I still have a lot of physical problems but was shocked when I saw these photos and how well I look. That's great and all but there are still days when I wish I had renewed my handicapped badge for my car. The photos I take where I look energetic and spry are just a millisecond of my life. I'm glad to have these moments caught on film because it gives me drive and hope that I will be that unhindered person again.

This photo was snapped of me while watching the action from the sidelines. This is my first time wearing a raised heal and I couldn't carry my camera and wear them. I also didn't last very long before I needed to sit it out. You can actually see how I'm holding my hands because they hurt. I usually forget these moments because I prefer to remember the moments that portray me as strong. Strong is who I used to be.

My reality looks a lot more like this now as I'm usually on the sidelines if I'm there at all. I'll keep trying.


This day is one of the best in my life and is only equaled by the day I got to walk up at my university convocation, blue wig and all. This day couldn't have been done without my friends and I give them a heartfelt thank you.

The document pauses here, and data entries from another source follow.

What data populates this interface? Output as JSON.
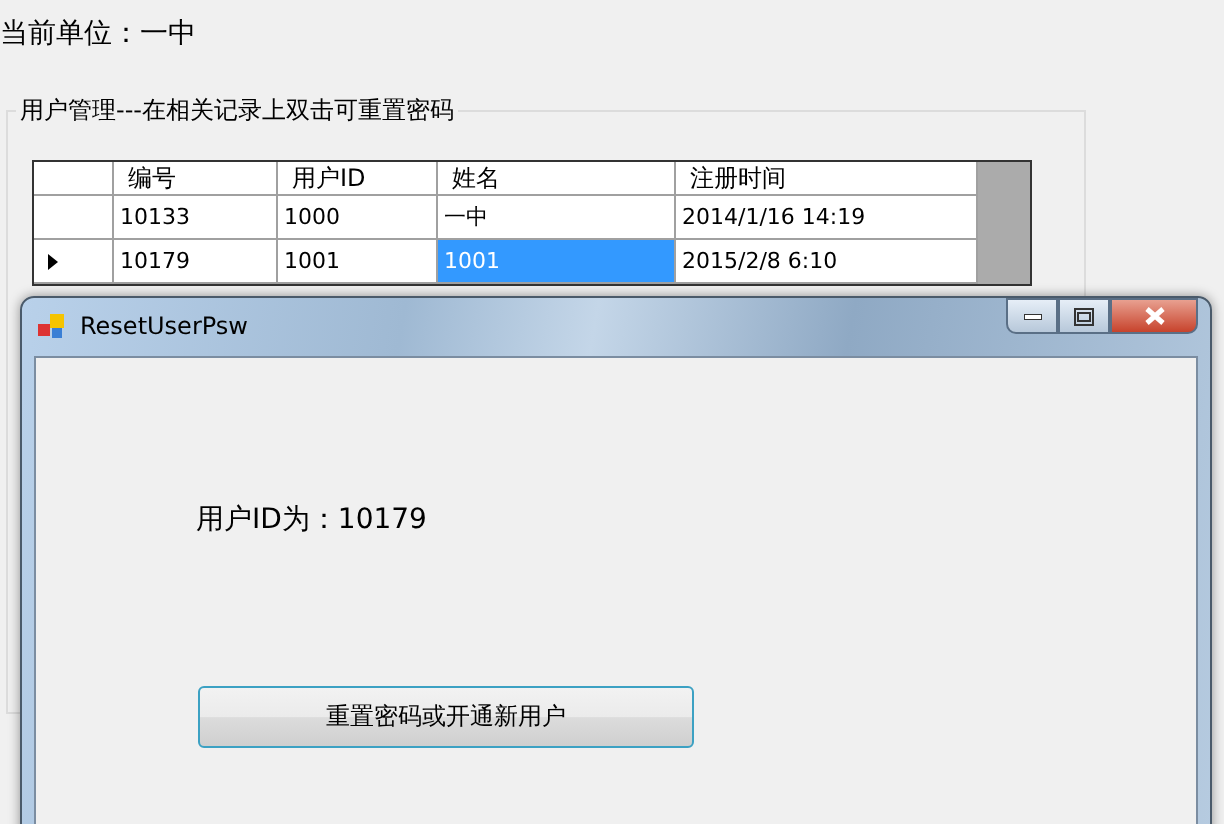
{
  "unit_label": "当前单位：一中",
  "group": {
    "title": "用户管理---在相关记录上双击可重置密码"
  },
  "table": {
    "columns": [
      "编号",
      "用户ID",
      "姓名",
      "注册时间"
    ],
    "rows": [
      {
        "selected": false,
        "cells": [
          {
            "text": "10133",
            "selected": false
          },
          {
            "text": "1000",
            "selected": false
          },
          {
            "text": "一中",
            "selected": false
          },
          {
            "text": "2014/1/16 14:19",
            "selected": false
          }
        ]
      },
      {
        "selected": true,
        "cells": [
          {
            "text": "10179",
            "selected": false
          },
          {
            "text": "1001",
            "selected": false
          },
          {
            "text": "1001",
            "selected": true
          },
          {
            "text": "2015/2/8 6:10",
            "selected": false
          }
        ]
      }
    ]
  },
  "dialog": {
    "title": "ResetUserPsw",
    "user_id_label": "用户ID为：10179",
    "button": "重置密码或开通新用户"
  }
}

Computer update: am still working on getting my photos on the new computer so I can add them to this post. I can't seem to get them straight off my old laptop and the new mac only takes a new firewire connection! Argh! They only change that stuff so I have to buy a new cable :(


Caroline said...

no great post! I too clam up when someone asks me personal questions. But you did get to see your pix!

danaceau said...

Fantastic photo of you next to your fantastic photo. I love this line, I think it captures the essence of how we often present ourselves to the world:

"The photos I take where I look energetic and spry are just a millisecond of my life."

Dawny said...

can't wait to see the rest :O)

nice one !!!!


Jens said...

Black clothing is probably not suitable for every day. But you look very elegant in this picture.


Kyra said...

you missy, are fabulous. thank you for sharing your experience... it is very touching. xo

Anonymous said...

I have been following your blog for sometime, I will be going to transplant as soon as they can find a donor - I have CML blast crisis and doing well on Gleevec so far...your photo is beautiful and what it says to me is strong, beautiful, determined, and courageous. You are an inspiration.

Cheryl T.

Ann aka ButDoctorIHatePink said...

Wihout a doubt, you are rocking the Audrey Hepburn look. Congratulations on such a wonderful day and such a success - you did good!